In 2016 Shannon was convicted of stealing 57 stolen antique books, once part of the library at Carton House in Kildare, including one of only six rare 1660 editions of the King James Bible.  The books had disappeared in November 2006 when left in storage during a restoration of the country house.  These were recovered in the suspect's home, displayed in neat rows.  When questioned about their origins, Shannon lied to the authorities and stated that he had purchased them in 2002 at a fete in the Midlands.

As recently as May 2019 Shannon lost his appeal Dublin Circuit Criminal Court over an earlier conviction stemming from the theft of an 1892 oil painting by Frederick Goodall stolen from Bantry House, in Cork, in March of 2006.  Blaming his sticky fingers on both his heart disease and his addiction to benzodiazepines and harder substances while recovering from a quadruple heart bypass, the court prosecution built their case against the prolific offender by illustrating how the kleptomaniac had habitually and repeatedly filched a surprising array of objects, some of which had very little monetary value.  Not buying into offender's medical complications excuse, Judge Patricia Ryan sentenced Shannon to two years imprisonment, backdating Shannon's sentence to 20 February 2018,  the day he was taken into custody for this particular offense. 
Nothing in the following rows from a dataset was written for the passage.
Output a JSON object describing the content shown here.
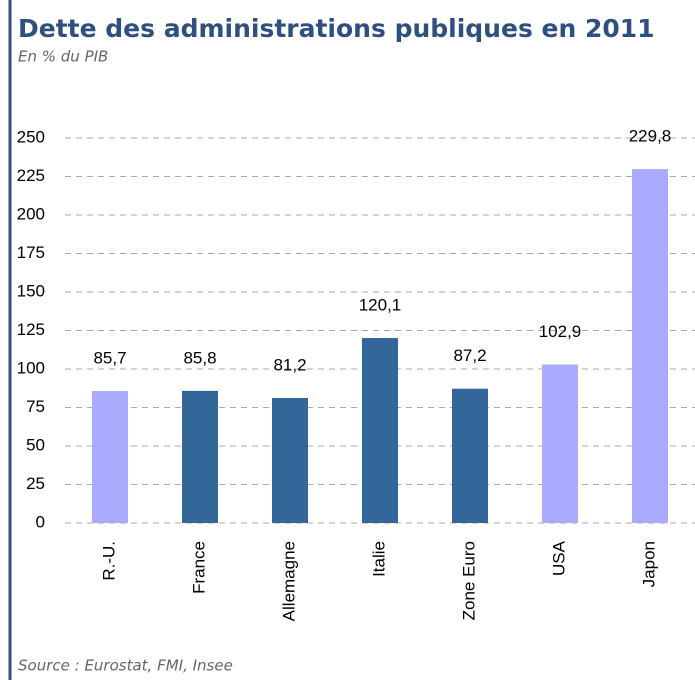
{
  "chart_data": {
    "type": "bar",
    "title": "Dette des administrations publiques en 2011",
    "subtitle": "En % du PIB",
    "source": "Source : Eurostat, FMI, Insee",
    "categories": [
      "R.-U.",
      "France",
      "Allemagne",
      "Italie",
      "Zone Euro",
      "USA",
      "Japon"
    ],
    "values": [
      85.7,
      85.8,
      81.2,
      120.1,
      87.2,
      102.9,
      229.8
    ],
    "value_labels": [
      "85,7",
      "85,8",
      "81,2",
      "120,1",
      "87,2",
      "102,9",
      "229,8"
    ],
    "colors": [
      "#aaaaff",
      "#336699",
      "#336699",
      "#336699",
      "#336699",
      "#aaaaff",
      "#aaaaff"
    ],
    "ylim": [
      0,
      250
    ],
    "yticks": [
      0,
      25,
      50,
      75,
      100,
      125,
      150,
      175,
      200,
      225,
      250
    ],
    "grid": true
  }
}
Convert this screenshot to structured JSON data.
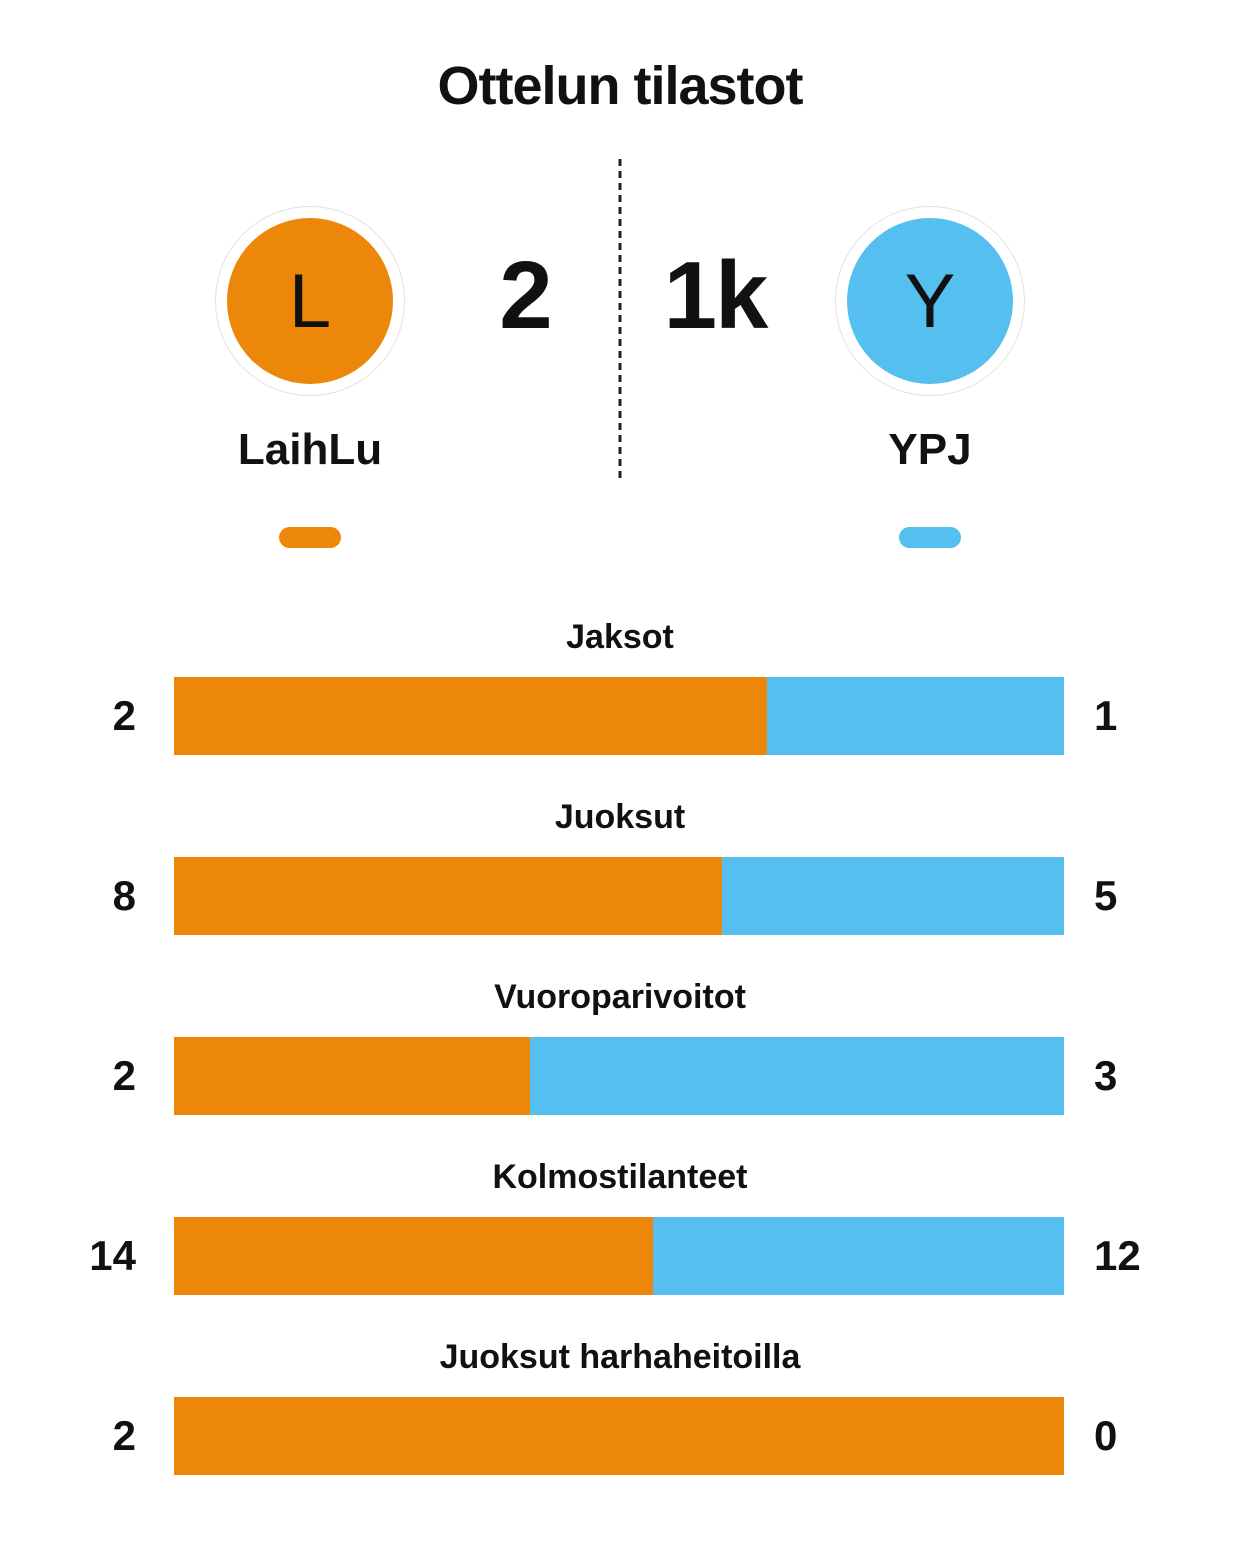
{
  "title": "Ottelun tilastot",
  "colors": {
    "home": "#ED870A",
    "away": "#55BFEF"
  },
  "scoreboard": {
    "home": {
      "initial": "L",
      "name": "LaihLu",
      "score": "2"
    },
    "away": {
      "initial": "Y",
      "name": "YPJ",
      "score": "1k"
    }
  },
  "chart_data": {
    "type": "bar",
    "subtype": "stacked-horizontal-proportional",
    "title": "Ottelun tilastot",
    "categories": [
      "Jaksot",
      "Juoksut",
      "Vuoroparivoitot",
      "Kolmostilanteet",
      "Juoksut harhaheitoilla"
    ],
    "series": [
      {
        "name": "LaihLu",
        "color": "#ED870A",
        "values": [
          2,
          8,
          2,
          14,
          2
        ]
      },
      {
        "name": "YPJ",
        "color": "#55BFEF",
        "values": [
          1,
          5,
          3,
          12,
          0
        ]
      }
    ],
    "legend_position": "top",
    "value_labels": "both-ends",
    "grid": false
  }
}
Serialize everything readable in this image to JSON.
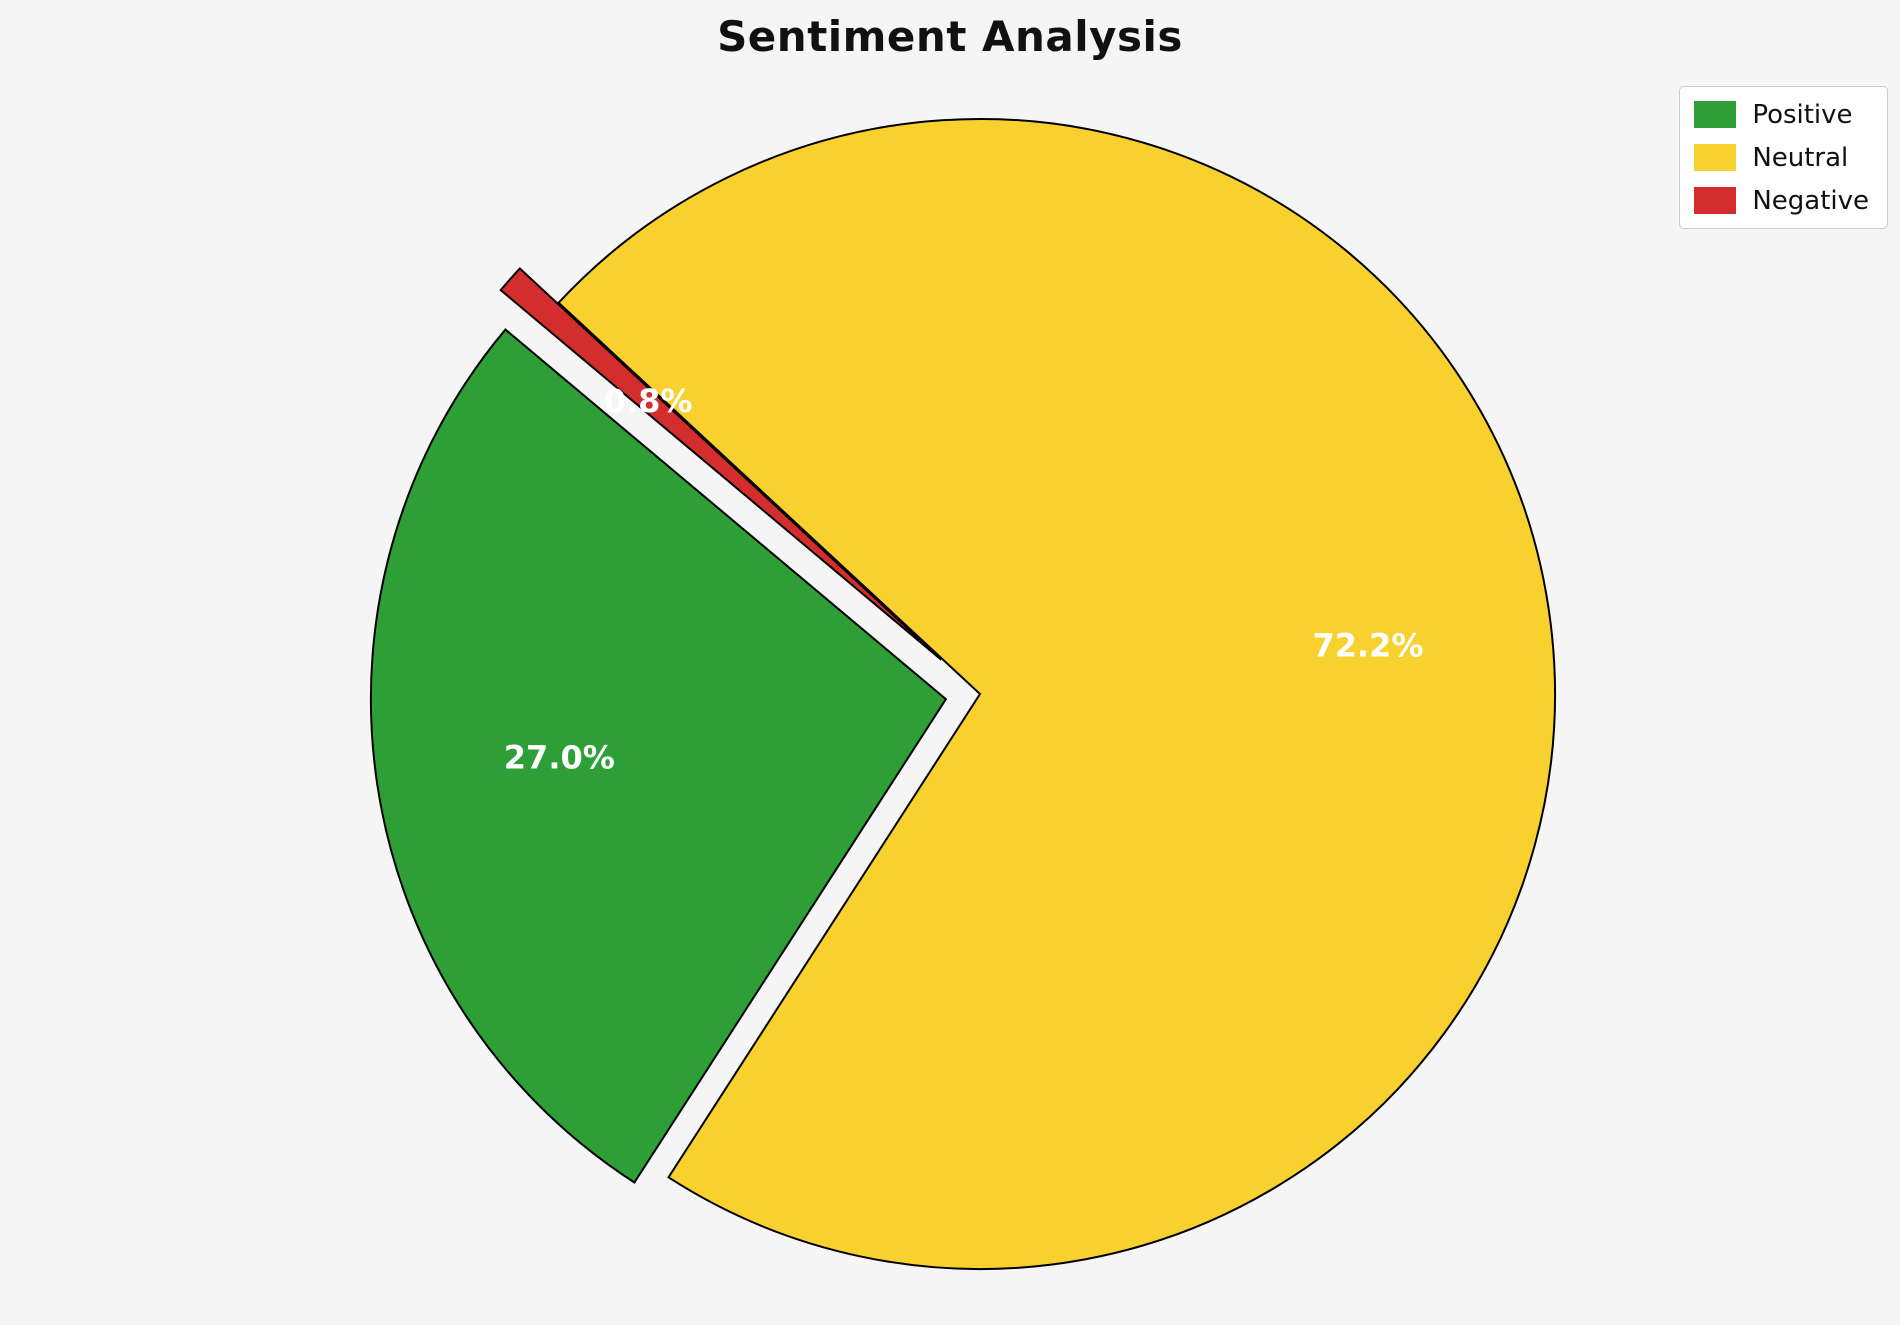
{
  "page": {
    "background": "#f5f5f5"
  },
  "chart_data": {
    "type": "pie",
    "title": "Sentiment Analysis",
    "slices": [
      {
        "label": "Positive",
        "value": 27.0,
        "pct_label": "27.0%",
        "color": "#2e9e36",
        "explode": 0.06
      },
      {
        "label": "Neutral",
        "value": 72.2,
        "pct_label": "72.2%",
        "color": "#f9d12e",
        "explode": 0.0
      },
      {
        "label": "Negative",
        "value": 0.8,
        "pct_label": "0.8%",
        "color": "#d42d2d",
        "explode": 0.09
      }
    ],
    "start_angle_deg": 140,
    "direction": "counterclockwise",
    "pct_distance": 0.68,
    "pct_label_color": "#ffffff",
    "edge_color": "#000000",
    "legend": {
      "position": "upper-right"
    }
  }
}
Flash forward to this summer, when in June 2019 one of the seized 2014 artworks, a painting by English painter William Ashford, was put up for sale at Adams Art Gallery.  As a result of the publicity around the upcoming sale, the painting was recognized by someone who had once worked on the artwork when it was part of the collection at the Royal Dublin Society.

This orphaned artwork, missing since 2006, has now been returned to the RDS.